Hay algo alucinante en los disparates del caso Rubiales; un éxito mundial ha procurado su desgracia. Hay que ser prepotente y torpe. Si en vez de ganar el campeonato, las futbolistas españolas hubiesen sido eliminadas o hubieran perdido la final no se habría desatado la naturaleza del presidente de la Federación, y ahí seguiría el tío. Por el contrario, con la victoria exhibió su estilo macarra, y su afán de protagonismo le llevó de un desatino a otro. Cuando en el palco presidencial celebró el gol de Olga Carmona agarrándose el paquete, quienes estaban a su izquierda lo miraron perplejos, como quien ve a un extraterrestre.

Pero no, Luis Rubiales no es un extraterrestre, es un perfecto representante del fútbol patrio. De los cuatro presidentes que ha tenido la Federación en democracia sólo uno salió del cargo por las buenas. Para echar a Pablo Porta en 1984, después de nueve años en el cargo, el Gobierno hizo un decreto ex profeso que se retiraría más tarde, limitando a tres los mandatos presidenciales. Ángel María Villar estaba en la cárcel en 2017, cuando fue destituido por el Tribunal Administrativo del Deporte (TAD), tras 29 años de presidente.

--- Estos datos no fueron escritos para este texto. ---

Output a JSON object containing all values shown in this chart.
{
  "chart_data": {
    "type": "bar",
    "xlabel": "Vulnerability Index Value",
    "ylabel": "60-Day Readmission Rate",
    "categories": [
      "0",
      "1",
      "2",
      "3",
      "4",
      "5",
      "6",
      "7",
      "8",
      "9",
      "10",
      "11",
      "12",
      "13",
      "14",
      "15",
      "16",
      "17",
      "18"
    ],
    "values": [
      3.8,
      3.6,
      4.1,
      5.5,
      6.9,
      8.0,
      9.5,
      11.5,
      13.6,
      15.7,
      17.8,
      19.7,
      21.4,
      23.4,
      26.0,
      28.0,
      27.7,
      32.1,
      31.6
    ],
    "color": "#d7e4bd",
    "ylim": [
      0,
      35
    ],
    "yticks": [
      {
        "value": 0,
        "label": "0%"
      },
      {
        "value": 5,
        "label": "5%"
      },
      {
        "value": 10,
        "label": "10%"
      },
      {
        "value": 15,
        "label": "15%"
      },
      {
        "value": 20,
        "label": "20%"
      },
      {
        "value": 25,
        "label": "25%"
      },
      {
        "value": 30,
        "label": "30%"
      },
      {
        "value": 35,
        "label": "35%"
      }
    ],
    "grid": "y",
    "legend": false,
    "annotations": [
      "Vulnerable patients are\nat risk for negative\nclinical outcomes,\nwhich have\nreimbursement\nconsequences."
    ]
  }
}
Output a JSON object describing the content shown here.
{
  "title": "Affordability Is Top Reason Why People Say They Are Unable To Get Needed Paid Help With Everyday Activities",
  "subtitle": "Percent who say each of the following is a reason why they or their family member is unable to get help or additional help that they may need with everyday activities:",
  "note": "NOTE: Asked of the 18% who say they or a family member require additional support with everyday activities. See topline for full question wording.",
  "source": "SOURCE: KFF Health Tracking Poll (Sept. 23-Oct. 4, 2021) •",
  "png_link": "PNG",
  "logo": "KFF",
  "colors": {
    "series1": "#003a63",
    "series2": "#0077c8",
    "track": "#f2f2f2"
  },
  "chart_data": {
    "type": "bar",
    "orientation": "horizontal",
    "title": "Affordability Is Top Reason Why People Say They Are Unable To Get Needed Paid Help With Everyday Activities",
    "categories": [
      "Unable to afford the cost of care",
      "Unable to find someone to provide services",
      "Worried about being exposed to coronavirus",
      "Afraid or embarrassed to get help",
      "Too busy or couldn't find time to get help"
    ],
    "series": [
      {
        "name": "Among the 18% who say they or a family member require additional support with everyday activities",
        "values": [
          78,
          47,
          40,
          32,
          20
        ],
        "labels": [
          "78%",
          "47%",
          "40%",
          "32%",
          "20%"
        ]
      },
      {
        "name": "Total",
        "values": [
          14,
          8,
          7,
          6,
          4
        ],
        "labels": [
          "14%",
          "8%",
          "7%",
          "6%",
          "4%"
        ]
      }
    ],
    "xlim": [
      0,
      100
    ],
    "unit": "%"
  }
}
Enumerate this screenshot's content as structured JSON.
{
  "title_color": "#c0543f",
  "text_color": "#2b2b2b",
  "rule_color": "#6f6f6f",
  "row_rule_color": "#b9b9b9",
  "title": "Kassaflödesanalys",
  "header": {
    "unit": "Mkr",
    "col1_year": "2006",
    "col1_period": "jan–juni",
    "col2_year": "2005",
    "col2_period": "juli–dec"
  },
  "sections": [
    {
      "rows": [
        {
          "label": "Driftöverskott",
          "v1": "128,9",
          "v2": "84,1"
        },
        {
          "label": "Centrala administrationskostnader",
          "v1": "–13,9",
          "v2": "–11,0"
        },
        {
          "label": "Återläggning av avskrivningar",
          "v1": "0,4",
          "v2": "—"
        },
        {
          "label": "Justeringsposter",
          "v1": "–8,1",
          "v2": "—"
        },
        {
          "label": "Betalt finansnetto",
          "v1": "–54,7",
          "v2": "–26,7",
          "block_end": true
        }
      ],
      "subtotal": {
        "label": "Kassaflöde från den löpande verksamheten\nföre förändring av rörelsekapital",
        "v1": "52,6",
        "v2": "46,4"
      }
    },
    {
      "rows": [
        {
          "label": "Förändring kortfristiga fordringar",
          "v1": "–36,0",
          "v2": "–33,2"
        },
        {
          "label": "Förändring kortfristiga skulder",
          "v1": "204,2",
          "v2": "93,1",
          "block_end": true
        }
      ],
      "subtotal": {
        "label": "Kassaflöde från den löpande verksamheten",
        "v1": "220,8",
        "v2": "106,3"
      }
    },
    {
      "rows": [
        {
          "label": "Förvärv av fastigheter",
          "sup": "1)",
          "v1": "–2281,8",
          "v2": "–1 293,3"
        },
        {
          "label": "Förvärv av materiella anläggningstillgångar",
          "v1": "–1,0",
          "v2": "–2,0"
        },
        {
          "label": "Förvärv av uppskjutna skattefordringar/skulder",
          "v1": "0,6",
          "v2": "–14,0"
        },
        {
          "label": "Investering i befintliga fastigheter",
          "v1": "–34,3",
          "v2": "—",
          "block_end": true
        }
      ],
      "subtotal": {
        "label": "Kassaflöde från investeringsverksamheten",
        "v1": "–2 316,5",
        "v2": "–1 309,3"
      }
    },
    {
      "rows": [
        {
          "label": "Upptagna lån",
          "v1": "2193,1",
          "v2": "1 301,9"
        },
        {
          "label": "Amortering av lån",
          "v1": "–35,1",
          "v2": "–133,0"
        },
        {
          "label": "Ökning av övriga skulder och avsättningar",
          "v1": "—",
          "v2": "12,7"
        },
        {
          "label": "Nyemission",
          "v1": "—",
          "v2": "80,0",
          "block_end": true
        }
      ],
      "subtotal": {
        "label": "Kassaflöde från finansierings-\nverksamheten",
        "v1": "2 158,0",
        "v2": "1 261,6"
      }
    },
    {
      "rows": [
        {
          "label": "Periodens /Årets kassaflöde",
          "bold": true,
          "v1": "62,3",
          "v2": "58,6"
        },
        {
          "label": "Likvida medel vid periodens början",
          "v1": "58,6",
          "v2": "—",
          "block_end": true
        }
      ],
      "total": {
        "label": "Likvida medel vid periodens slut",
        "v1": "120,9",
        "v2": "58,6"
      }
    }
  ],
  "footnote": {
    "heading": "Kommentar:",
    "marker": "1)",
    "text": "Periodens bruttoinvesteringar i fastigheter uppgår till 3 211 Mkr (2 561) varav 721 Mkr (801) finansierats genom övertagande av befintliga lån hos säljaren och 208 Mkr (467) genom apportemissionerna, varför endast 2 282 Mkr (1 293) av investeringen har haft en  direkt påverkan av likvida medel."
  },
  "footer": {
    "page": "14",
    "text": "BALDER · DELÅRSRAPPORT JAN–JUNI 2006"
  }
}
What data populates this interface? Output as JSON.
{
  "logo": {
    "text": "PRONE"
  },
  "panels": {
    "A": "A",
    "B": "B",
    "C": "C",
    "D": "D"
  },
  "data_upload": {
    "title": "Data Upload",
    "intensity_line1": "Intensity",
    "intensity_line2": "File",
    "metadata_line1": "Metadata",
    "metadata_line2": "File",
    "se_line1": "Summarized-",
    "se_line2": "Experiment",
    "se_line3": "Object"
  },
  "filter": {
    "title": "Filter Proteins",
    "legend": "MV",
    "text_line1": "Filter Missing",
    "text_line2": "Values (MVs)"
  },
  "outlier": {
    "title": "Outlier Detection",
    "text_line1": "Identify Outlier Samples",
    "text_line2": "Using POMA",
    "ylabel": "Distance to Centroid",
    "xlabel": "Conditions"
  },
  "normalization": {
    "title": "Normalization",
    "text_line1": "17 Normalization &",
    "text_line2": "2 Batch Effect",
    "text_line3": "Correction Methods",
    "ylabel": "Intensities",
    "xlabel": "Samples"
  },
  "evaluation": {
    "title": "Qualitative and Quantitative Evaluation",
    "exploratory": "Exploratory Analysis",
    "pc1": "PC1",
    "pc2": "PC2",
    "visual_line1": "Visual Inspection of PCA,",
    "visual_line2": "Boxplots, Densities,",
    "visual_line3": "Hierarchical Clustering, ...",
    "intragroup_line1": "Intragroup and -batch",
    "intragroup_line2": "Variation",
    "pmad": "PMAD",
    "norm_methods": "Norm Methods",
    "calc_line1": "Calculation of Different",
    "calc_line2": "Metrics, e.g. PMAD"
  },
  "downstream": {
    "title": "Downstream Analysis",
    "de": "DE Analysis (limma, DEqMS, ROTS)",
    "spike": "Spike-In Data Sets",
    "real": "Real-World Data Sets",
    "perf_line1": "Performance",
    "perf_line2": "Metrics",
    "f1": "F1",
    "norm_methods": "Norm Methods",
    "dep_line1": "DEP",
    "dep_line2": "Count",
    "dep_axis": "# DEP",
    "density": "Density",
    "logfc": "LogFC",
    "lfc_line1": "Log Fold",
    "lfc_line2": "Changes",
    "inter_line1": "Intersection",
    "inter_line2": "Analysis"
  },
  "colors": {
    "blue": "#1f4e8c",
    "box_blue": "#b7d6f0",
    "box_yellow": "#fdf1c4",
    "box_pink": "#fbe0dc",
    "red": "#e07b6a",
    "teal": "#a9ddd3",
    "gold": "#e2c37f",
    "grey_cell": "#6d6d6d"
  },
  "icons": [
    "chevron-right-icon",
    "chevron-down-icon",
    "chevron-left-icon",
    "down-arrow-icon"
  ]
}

Rubiales no tiene virtuosos precedentes tampoco en clubes que han dado giles, loperas, delnidos, gaspares y otros personajes nada edificantes.

La irritación nacional se ha multiplicado por la acumulación de escándalos anteriores. Primero, los ingresos de Rubiales: entre el sueldo de la Federación, la asignación como vicepresidente de la UEFA, plus de vivienda y gastos discrecionales con la tarjeta corporativa, supera los 2.500 euros diarios. (No va a renunciar por las buenas a semejante chollo). Después están sus juergas privadas o viajes particulares a costa de la RFEF. Y gestiones nada éticas, como llevarse la Supercopa a Arabia Saudita, con una comisión millonaria para un jugador en activo, más un porcentaje para el propio presidente si jugaban el Madrid y el Barça.

De nuevo el TAD tenía en sus manos la destitución de otro presidente de la Federación. Pero, de momento, no encuentra abuso de poder en su actuación. Aunque abuso y ordinariez ha habido a montones: en la celebración del gol, en el achuchón que le dio a la Reina, cargando como un fardo a Athenea del Castillo como un neandertal agarrándola por los muslos, cuando se subió a horcajadas encima de Jenni Hermoso y luego la besó, insultando a quienes le criticaban, cuando llevó a sus hijas y a su padre a una asamblea de la Federación, o en la escena puro Almodóvar en la que utiliza a su madre y a su prima en su defensa.

Y en nuestro laberinto también está que Rubiales representa lo peor de nosotros mismos, esa parte que no nos gusta; errores que no queremos recordar. Quizá tenemos algún rubiales machista de mayor o menor calibre en el baúl de hechos con los que no conseguimos conciliarnos. Y lo expiamos con este insolente.